Hospital Discharge Planners Risk Disciplinary Action by State Licensure Boards

A key manager at a home health agency recently related an instance that seems like a clear failure to comply with applicable standards for discharge planning from hospitals. The manager said that the Agency received a referral from a hospital and subsequently admitted the patient. Two days after the patient was admitted to the Agency, the hospital notified the Agency that the patient was positive for COVID-19!

 

So, the staff members who visited this patient were then quarantined. The Agency notified the state health department whose staff contacted all of the patients seen by staff members who also visited the patient who tested positive for COVID-19. All of the patients were quarantined.

 

Apart from the significant facts that the Agency now has fewer staff members to care for patients, patients are inconvenienced, and patients and caregivers may contract the virus with possibly dire results, this conduct is a clear violation of applicable standards of care for discharge planning for hospitals.

 

The Centers for Medicare and Medicaid Services (CMS) recently issued new Conditions of Participation (COPs) for hospitals. These new rules were effective on November 29, 2019. New COPs for hospitals are applicable to acute care hospitals, long-term care hospitals (LTCHs), inpatient rehabilitation facilities (IRFs), inpatient psychiatric facilities, children’s hospitals, cancer hospitals, and critical access hospitals (CAHs).

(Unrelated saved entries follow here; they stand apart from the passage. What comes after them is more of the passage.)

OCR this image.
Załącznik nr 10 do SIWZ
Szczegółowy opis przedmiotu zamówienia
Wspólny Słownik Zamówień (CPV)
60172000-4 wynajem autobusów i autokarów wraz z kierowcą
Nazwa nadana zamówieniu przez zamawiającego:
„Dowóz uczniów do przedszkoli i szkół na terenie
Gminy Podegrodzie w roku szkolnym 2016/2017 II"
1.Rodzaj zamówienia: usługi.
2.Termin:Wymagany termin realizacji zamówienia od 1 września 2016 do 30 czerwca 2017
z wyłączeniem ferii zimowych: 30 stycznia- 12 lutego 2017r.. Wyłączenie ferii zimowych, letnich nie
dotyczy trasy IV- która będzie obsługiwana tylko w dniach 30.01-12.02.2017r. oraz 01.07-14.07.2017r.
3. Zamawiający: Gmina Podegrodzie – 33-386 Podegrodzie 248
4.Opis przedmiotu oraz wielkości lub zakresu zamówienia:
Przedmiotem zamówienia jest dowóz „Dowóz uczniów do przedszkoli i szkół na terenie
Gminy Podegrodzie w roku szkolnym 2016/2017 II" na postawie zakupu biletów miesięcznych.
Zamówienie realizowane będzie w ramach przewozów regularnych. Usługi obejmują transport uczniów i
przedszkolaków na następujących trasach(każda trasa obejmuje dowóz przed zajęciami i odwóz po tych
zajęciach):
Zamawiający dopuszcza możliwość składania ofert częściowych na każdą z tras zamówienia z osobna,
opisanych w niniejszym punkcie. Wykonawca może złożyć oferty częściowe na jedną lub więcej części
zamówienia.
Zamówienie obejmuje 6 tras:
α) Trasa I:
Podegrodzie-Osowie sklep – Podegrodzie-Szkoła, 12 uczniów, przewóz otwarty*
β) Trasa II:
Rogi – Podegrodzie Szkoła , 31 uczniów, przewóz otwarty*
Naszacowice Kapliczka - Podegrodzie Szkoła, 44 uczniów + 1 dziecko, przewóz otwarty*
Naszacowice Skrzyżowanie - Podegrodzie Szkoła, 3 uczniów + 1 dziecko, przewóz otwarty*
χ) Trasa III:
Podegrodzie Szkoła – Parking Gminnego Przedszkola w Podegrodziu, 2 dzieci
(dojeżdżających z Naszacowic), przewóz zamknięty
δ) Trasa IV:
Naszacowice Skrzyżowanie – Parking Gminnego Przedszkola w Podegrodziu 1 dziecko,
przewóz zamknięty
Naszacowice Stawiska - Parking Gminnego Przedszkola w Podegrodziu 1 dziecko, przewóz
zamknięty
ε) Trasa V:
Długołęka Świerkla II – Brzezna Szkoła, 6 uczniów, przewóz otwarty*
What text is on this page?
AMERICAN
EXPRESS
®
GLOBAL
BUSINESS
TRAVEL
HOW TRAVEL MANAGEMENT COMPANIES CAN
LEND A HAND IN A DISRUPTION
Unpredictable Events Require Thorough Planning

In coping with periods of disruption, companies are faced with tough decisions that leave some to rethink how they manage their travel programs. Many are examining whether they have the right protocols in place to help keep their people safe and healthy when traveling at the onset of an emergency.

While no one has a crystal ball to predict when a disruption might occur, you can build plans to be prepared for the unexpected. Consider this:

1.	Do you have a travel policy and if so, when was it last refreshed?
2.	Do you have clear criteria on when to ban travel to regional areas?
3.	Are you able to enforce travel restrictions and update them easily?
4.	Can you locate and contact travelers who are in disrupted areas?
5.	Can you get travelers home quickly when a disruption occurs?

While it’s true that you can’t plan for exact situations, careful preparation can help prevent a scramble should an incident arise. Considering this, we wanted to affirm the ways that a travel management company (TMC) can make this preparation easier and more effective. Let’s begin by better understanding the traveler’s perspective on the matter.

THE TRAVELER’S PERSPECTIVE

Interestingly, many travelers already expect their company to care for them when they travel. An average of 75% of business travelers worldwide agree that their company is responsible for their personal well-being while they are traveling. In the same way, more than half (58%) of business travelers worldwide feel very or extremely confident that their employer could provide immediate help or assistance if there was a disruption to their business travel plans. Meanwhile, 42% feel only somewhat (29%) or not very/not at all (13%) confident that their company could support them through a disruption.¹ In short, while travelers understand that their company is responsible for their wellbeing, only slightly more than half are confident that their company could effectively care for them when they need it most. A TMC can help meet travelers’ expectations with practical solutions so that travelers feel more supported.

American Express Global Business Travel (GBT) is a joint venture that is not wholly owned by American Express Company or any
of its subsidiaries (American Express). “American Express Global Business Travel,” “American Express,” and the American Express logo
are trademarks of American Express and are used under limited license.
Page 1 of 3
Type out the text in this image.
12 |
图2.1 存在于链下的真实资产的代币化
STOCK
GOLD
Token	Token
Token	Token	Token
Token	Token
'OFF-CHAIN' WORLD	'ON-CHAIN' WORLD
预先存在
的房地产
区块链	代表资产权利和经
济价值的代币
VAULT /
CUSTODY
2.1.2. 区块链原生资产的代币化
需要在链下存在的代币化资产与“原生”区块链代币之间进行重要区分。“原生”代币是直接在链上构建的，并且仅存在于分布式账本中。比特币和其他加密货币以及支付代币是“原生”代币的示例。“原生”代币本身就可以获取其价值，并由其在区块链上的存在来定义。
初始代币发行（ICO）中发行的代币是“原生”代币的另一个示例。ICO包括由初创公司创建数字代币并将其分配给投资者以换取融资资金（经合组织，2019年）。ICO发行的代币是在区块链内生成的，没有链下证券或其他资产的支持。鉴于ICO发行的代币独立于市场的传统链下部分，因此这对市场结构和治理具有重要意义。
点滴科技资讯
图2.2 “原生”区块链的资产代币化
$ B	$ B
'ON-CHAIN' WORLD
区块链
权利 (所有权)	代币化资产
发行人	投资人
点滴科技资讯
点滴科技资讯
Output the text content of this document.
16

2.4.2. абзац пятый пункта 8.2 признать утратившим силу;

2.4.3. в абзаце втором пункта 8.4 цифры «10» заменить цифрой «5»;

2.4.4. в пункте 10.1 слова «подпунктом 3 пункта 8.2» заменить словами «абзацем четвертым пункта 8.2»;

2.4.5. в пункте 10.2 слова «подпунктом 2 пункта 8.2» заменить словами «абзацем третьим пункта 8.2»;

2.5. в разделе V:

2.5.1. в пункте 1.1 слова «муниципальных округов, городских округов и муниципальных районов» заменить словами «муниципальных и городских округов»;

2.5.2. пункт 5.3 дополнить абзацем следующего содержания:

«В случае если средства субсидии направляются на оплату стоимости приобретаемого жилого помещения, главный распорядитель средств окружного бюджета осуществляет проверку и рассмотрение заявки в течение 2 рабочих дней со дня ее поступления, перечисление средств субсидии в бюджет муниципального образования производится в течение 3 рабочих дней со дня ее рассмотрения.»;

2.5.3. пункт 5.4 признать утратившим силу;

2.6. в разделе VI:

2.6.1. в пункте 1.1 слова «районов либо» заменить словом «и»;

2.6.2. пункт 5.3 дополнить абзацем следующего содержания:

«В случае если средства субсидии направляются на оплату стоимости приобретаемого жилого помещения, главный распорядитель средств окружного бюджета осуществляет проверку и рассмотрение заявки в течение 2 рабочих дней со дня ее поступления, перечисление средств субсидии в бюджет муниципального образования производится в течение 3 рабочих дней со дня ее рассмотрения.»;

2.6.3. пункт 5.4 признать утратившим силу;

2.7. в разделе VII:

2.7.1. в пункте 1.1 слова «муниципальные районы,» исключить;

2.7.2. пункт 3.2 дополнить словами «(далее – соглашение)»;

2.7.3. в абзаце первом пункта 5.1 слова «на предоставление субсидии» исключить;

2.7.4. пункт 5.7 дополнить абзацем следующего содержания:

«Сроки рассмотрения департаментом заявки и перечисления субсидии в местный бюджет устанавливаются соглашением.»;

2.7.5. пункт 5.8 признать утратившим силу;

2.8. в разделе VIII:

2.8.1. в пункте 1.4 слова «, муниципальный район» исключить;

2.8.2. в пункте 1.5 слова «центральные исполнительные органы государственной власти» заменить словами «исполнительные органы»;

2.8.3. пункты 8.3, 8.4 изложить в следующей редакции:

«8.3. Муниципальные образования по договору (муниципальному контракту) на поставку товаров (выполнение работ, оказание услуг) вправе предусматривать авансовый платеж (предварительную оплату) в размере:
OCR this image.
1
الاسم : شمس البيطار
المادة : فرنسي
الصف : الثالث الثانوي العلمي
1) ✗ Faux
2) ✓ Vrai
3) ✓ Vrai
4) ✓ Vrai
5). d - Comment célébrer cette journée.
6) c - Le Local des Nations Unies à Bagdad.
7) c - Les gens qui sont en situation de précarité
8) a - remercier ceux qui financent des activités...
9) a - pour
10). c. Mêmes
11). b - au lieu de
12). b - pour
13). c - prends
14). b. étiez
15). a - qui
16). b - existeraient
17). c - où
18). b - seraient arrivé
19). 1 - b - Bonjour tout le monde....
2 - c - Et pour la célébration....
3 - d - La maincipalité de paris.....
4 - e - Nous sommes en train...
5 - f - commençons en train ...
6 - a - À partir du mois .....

COPs for hospitals now generally require the discharge planning process to include:

  • Transfer and referrals of patients along with necessary medical information at the time of discharge to appropriate post-acute (PAC) services providers and suppliers, facilities, and agencies and to other patient service providers and practitioners responsible for patients’ follow-up or ancillary care
  • Provision of necessary medical information to receiving facilities or appropriate PAC providers and practitioners responsible for patients’ follow up care after patients are discharged from hospitals or transferred to other PACs or, for HHAs, other HHAs

A diagnosis of COVID-19 surely qualifies as “necessary medical information” that must be provided by discharge planners/case managers to PAC providers when patients are discharged from hospitals. Anecdotally, PAC providers; including home health agencies, hospices, private duty agencies HME companies, skilled nursing facilities (SNFs) and assisted living facilities (ALFs); have complained for many years that hospital discharge planners/case managers do not provide essential information when patients are referred to them. This instance certainly seems to be an egregious example of these complaints!

 

Hospital discharge planners/case managers may be disciplined for their failure to meet applicable standards. Most hospital discharge planners/case managers are licensed nurses or social workers. They are subject to discipline by state licensure boards. Provided with the facts described above, it seems highly likely that state licensure boards will discipline hospital discharge planners/case managers for these types of lapses.

 

Hospital discharge planners/case managers must now be meticulous about providing essential information to PAC providers when patients are discharged. The stakes are high for patients, caregivers and for hospital discharge planners/case managers themselves!